Flanked by Newark Mayor Cory Booker, Newark Police Director Samuel DeMaio and other city officials, U.S. Sen. Frank Lautenberg (D-N.J.) said the cash will be used to focus on quashing crime in the city's most violent "hot spots" — the Central and South wards.
Booker said a 7-square-mile radius within those two neighborhoods accounts for roughly 80 percent of the city's shootings.
"This federal funding will put community police officers on the beat in high crime neighborhoods, provide new opportunities for at-risk youth and reduce crime in Newark," said Lautenberg. The senator is a member of the Senate Appropriations Subcommittee on Commerce, Justice and Science, which awards the grant.
With the money, the city will hire four "beat" police officers, who will focus on community engagement within the hot spots. Officials also will expand social services to all city residents.
Also, the Newark Police Department and the city's Office of Prisoner Re-entry will work together, using the federal dollars to provide community outreach and case-management services to high-risk individuals, such as gang members and ex-convicts, according to Booker.
"We can't arrest our way out of this problem," the mayor said. "The way to prevent crime is to empower people to ensure crime doesn't happen in the first place."
Booker pointed to existing outreach services in the city, such as Newark Comprehensive Center for Fathers' Fathers Now, as a success story. He said that program has seen a less than 3 percent recidivism rate among graduates.
Newark has an estimated 23 street gangs with more than 2,600 members, according to a 2010 study released by the New Jersey State Police.

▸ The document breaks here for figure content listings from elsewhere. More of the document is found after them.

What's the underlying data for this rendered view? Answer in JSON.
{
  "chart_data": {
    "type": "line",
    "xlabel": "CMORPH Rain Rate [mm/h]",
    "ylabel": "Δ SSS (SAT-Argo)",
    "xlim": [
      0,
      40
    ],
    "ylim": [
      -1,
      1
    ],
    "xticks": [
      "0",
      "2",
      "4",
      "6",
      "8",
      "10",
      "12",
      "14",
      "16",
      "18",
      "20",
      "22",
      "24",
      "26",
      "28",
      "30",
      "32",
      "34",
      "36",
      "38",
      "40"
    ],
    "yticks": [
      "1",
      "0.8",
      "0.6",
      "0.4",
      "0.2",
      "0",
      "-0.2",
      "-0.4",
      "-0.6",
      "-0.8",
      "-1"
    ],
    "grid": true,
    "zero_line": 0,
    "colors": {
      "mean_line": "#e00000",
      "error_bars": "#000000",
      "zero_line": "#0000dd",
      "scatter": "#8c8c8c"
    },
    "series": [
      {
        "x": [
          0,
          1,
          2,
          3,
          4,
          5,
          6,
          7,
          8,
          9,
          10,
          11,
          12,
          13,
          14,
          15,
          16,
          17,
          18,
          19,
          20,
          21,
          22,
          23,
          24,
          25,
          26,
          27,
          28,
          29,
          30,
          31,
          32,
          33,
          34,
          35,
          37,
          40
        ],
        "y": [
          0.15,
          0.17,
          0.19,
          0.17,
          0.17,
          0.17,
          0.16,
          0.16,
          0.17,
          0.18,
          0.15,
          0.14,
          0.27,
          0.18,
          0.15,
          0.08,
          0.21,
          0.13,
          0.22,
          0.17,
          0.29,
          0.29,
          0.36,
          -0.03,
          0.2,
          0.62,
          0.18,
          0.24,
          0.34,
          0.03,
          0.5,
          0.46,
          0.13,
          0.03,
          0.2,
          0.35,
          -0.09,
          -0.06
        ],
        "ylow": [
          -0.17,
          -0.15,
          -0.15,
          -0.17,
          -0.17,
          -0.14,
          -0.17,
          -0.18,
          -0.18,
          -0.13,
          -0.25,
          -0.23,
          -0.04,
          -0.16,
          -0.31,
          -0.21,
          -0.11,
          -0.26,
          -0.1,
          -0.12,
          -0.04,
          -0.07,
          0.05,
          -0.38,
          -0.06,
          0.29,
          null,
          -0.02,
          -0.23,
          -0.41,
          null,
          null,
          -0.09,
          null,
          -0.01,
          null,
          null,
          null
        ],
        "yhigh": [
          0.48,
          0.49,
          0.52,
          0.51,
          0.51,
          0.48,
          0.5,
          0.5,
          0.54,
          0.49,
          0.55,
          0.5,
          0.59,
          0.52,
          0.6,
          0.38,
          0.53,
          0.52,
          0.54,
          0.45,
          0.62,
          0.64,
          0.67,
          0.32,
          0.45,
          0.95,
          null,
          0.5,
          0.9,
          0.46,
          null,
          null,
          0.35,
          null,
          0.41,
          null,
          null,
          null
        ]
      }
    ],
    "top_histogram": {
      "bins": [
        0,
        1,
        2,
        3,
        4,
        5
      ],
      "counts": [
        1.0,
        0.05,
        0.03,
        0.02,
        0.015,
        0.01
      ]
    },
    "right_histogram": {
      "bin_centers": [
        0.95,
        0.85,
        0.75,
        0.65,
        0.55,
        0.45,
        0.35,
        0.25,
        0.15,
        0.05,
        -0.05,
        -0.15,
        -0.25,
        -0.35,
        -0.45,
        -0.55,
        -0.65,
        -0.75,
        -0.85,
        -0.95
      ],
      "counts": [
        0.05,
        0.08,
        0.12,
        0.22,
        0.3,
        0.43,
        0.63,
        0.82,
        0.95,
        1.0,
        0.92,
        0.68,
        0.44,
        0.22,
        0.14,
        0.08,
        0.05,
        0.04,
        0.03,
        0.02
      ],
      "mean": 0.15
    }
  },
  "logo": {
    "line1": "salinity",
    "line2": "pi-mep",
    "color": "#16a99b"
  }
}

DeMaio said the money will help continue community policing and help city residents shy away from crime. "It's going to give people an opportunity to put their lives in a positive direction and get the services they need to do so," he said.
The police director said the grant money also will help supplement "Ceasefire," an anti-gang program scheduled to start in the city at the end of September.
Newark's South Ward Councilman Ras Baraka said he'd like to see community-based social service agencies, such as International Youth Organization, get some of the cash. He said those organizations play an active role in keeping criminals off the streets.
"(City officials) keep talking about re-entry into crime, but that's only one part. That's dealing with treatment," said Baraka. "But you have to deal with prevention, intervention and treatment."